In one study, patients identified as high risk by their model were 3.8 times more likely than the average patient to develop breast cancer. Their model was significantly more accurate than the current clinical standard and more accurate than approaches based on breast density. It identified 31 percent of patients with future breast cancer as high risk, while the current clinical standard identified only 18 percent Dr. Barzilay and her collaborators want to usher in the day when no woman is surprised by a late-stage diagnosis and when all breast cancers are curable. They also hope to solve the problems of over- and under-testing. Instead of a one-size-fits-all practice, the frequency of screenings and biopsies could be customized with sufficient data.

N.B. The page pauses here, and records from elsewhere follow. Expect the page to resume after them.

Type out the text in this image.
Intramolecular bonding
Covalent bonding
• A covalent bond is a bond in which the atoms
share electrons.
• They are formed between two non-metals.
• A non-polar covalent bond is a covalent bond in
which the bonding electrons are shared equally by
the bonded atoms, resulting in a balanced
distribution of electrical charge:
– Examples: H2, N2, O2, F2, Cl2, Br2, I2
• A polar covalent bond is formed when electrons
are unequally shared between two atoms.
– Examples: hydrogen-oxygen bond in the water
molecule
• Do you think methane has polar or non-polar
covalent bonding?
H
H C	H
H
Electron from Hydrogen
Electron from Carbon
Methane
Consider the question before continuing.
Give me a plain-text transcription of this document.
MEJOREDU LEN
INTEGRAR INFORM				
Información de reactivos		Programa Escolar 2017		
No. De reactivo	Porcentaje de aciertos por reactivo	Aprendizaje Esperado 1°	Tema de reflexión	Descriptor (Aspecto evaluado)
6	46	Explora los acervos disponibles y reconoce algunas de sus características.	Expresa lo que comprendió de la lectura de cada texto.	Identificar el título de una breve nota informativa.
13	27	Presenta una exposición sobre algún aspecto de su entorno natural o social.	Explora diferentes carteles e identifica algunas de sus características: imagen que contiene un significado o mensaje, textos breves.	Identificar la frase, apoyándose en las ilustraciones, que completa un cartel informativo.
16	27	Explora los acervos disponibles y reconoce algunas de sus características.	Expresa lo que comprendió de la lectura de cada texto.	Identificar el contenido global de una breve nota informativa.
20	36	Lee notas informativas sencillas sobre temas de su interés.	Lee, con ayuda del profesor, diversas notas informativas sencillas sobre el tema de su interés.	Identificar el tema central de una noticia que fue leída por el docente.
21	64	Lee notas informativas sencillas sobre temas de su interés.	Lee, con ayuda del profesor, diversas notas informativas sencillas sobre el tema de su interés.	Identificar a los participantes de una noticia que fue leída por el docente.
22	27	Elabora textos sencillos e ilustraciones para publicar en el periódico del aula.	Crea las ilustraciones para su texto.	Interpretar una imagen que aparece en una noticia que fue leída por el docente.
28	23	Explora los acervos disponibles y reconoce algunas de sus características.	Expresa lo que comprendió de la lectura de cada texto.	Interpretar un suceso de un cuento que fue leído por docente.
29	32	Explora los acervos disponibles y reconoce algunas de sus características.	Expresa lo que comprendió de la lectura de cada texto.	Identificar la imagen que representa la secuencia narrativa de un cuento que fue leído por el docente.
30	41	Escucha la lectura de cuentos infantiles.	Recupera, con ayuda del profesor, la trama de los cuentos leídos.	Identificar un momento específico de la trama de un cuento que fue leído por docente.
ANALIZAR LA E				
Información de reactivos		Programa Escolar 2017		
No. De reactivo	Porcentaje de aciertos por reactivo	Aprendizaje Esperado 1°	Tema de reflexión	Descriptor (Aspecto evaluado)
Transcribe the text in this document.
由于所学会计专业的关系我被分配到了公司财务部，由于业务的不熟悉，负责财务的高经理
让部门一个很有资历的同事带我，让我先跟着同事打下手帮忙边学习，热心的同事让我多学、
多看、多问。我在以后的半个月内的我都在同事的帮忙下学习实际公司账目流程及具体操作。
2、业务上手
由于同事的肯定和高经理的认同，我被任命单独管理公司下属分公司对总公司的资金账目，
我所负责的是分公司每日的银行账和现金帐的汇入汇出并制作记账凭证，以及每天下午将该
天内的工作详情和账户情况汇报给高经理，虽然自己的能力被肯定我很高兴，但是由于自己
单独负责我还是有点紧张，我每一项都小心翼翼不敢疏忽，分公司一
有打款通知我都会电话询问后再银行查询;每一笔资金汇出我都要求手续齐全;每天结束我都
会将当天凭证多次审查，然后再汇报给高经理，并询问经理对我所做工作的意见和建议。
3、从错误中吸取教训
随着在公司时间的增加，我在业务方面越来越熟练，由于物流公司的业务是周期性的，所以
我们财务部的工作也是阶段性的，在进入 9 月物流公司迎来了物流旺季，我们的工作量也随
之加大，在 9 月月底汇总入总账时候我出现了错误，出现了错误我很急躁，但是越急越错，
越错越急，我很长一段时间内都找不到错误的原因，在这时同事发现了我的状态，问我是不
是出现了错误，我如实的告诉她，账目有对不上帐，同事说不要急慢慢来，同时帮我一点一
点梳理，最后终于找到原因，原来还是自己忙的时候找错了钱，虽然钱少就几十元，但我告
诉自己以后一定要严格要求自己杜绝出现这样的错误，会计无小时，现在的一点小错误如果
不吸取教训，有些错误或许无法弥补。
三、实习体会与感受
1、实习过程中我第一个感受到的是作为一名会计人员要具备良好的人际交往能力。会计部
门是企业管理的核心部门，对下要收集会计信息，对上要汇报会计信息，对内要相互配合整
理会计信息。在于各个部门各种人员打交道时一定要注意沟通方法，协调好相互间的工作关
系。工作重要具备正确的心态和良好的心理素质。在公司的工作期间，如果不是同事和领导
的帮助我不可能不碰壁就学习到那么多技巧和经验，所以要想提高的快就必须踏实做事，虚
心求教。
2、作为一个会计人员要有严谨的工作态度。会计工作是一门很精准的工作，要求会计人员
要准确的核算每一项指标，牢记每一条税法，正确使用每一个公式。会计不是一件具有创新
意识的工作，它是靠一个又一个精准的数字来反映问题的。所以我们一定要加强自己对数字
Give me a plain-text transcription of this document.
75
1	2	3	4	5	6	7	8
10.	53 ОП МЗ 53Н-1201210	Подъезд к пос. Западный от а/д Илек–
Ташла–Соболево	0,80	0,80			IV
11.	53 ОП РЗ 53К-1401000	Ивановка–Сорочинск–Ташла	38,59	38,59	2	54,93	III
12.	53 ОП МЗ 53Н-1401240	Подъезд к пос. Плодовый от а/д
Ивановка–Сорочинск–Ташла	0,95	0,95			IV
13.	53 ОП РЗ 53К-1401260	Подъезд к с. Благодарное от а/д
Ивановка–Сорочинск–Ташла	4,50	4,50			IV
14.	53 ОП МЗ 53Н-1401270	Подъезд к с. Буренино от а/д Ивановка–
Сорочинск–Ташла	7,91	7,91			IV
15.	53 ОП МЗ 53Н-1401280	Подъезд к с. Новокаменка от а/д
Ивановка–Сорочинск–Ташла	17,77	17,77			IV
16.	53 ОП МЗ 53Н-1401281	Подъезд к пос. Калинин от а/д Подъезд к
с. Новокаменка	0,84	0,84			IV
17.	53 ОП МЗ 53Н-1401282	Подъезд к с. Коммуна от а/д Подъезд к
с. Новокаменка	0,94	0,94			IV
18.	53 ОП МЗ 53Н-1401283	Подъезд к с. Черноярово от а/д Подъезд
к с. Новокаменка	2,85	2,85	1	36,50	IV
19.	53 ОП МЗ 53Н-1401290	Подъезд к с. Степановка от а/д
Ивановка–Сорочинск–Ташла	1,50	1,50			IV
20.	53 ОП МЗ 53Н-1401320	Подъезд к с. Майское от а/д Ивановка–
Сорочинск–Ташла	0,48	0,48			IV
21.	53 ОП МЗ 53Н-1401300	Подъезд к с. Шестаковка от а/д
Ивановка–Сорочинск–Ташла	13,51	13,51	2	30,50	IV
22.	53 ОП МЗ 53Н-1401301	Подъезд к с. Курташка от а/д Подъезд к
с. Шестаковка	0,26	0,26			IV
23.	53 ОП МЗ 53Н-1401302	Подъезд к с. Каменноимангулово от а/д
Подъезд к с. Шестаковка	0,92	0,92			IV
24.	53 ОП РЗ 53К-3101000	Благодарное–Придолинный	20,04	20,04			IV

At that moment, I thought of the young women I know who have inherited a BRCA mutation, and specifically of their distress over whether or when to undergo prophylactic double mastectomies. Needless to say, they dread such an operation since they have no certainty that it is truly necessary. “Exactly,” Dr. Barzilay agreed. “With a CD of their scan, we would be able to tell them their personal risk.”

While thanking Dr. Barzilay for taking the time to meet with me, I pointed to the vertical tower of books piled high on top of each other and asked, “How do you get a volume out from the middle of the stack, like that bright yellow book midway between the top and bottom?” Laughing, she stepped up to the massive pile and pulled the yellow book out … without a catastrophic collapse. There must be hidden shelves between every four or five volumes, I realized.

In a flash, I recognized what my human eyes could not see. I wished Dr. Barzilay the best of luck with research-in-progress that has already proven how successfully she has transformed the trauma of diagnosis into a quest to democratize cancer care, to extract from the amassed experiences of many information that aids a single individual: e pluribus unum.

Susan Gubar, who has been dealing with ovarian cancer since 2008, is distinguished emerita professor of English at Indiana University. Her latest book is “Late-Life Love.”